Cleaning Up Damaged Fridges and Freezers
One of the first cleanup issues people may face is dealing with damaged refrigerators and/or freezers. Because most Fort McMurray homes had electricity during the evacuation, with only brief power outages, not all fridges and freezers will be damaged. As such, many may not have to discard their fridges or freezers. In fact, to save landfill space and everyone’s valuable time during recovery, it makes sense to keep fridges and freezers that are safe to use.
Here’s what you need to know about damaged fridges and freezers and your insurance coverage:
- Your damaged refrigerator, freezer and their contents are covered for fire and related damage.
- Your freezer and its contents are also covered for loss or damage caused by an accidental power interruption. Typically, in this situation, your freezer and its contents are insured for a specified amount. Check your policy for that limit.
- Before disposing of food from your freezer, make a list or take photos for insurance purposes.
- If you suspect your fridge or freezer is contaminated by food spoilage or other damage, speak to your insurance representative before discarding the appliance.
- If your insurer agrees that the refrigerator or freezer must be replaced, the cost of disposing of the appliance is covered under the Debris Removal portion of your policy.
- Your discarded refrigerator and freezer will be “de-gassed” and safely disposed of.
- Coverage for other perishables in your home will depend on whether you are making a claim for damage related to the fire.
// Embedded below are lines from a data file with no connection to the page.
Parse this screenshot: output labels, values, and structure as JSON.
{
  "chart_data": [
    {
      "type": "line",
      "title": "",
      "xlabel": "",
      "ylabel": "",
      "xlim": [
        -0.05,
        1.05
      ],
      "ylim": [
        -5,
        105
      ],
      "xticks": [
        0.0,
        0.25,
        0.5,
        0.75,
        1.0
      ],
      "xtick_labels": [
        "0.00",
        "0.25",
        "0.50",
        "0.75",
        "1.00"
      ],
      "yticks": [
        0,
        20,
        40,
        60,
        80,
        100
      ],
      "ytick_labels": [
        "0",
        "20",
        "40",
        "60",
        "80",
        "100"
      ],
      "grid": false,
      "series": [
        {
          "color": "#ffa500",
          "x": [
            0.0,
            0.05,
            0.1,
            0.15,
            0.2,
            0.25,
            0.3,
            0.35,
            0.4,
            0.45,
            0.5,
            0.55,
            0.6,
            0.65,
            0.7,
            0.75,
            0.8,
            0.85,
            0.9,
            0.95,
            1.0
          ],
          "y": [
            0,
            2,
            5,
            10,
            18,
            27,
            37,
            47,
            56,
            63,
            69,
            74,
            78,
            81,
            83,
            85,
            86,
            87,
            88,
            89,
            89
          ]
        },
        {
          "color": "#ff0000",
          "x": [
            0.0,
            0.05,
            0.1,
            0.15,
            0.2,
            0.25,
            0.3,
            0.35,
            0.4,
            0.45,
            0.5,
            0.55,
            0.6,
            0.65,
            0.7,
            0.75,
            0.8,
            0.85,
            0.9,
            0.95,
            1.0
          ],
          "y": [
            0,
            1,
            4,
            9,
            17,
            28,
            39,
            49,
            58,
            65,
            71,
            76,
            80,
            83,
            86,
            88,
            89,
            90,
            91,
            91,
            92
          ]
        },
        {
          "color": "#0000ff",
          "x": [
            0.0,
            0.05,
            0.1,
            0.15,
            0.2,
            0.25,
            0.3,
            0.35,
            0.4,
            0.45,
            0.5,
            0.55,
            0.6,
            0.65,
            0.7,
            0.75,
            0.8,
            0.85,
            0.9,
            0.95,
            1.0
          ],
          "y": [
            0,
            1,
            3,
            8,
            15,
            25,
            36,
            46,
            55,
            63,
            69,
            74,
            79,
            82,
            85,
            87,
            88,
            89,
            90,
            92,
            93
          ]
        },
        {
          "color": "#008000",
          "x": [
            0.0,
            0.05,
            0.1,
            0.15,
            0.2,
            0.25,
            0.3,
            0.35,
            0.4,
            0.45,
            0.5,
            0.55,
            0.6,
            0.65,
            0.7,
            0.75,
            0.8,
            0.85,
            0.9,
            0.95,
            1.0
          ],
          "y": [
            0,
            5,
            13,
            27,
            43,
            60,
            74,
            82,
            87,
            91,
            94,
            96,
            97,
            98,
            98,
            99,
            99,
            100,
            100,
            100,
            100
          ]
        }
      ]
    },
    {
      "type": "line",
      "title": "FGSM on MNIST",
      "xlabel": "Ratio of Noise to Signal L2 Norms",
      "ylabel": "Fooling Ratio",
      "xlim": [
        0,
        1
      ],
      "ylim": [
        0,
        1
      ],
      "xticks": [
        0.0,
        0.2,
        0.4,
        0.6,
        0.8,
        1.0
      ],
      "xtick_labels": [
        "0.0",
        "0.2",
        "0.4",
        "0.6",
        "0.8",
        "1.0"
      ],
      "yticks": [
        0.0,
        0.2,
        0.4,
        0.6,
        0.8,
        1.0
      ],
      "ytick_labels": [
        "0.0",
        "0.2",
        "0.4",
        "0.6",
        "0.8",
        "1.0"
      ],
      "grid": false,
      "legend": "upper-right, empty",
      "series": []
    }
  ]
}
If you are making a claim, other perishables will be covered under the part of your policy that covers your home’s contents.
Getting Answers to Your Questions
“While the fire is now under control, it’s important to keep safety as a first priority. Do not enter your home until it is safe to do so,” added Adams. “You can contact IBC’s Consumer Information Centre by phone at 1-844-2ask-IBC or by email at [email protected] with any questions or if you are having trouble getting in touch with your insurance representative. We are on the ground, in the community. We have set up our Community Assistance Mobile Pavilion to answer consumer questions in town.”
About Insurance Bureau of Canada
Insurance Bureau of Canada (IBC) is the national industry association representing Canada’s private home, auto and business insurers. Its member companies make up 90% of the property and casualty (P&C) insurance market in Canada. For more than 50 years, IBC has worked with governments across the country to help make affordable home, auto and business insurance available for all Canadians. IBC supports the vision of consumers and governments trusting, valuing and supporting the private P&C insurance industry. It champions key issues and helps educate consumers on how best to protect their homes, cars, businesses and properties.
P&C insurance touches the lives of nearly every Canadian and plays a critical role in keeping businesses safe and the Canadian economy strong. It employs more than 120,000 Canadians, pays $8.2 billion in taxes and has a total premium base of $49 billion.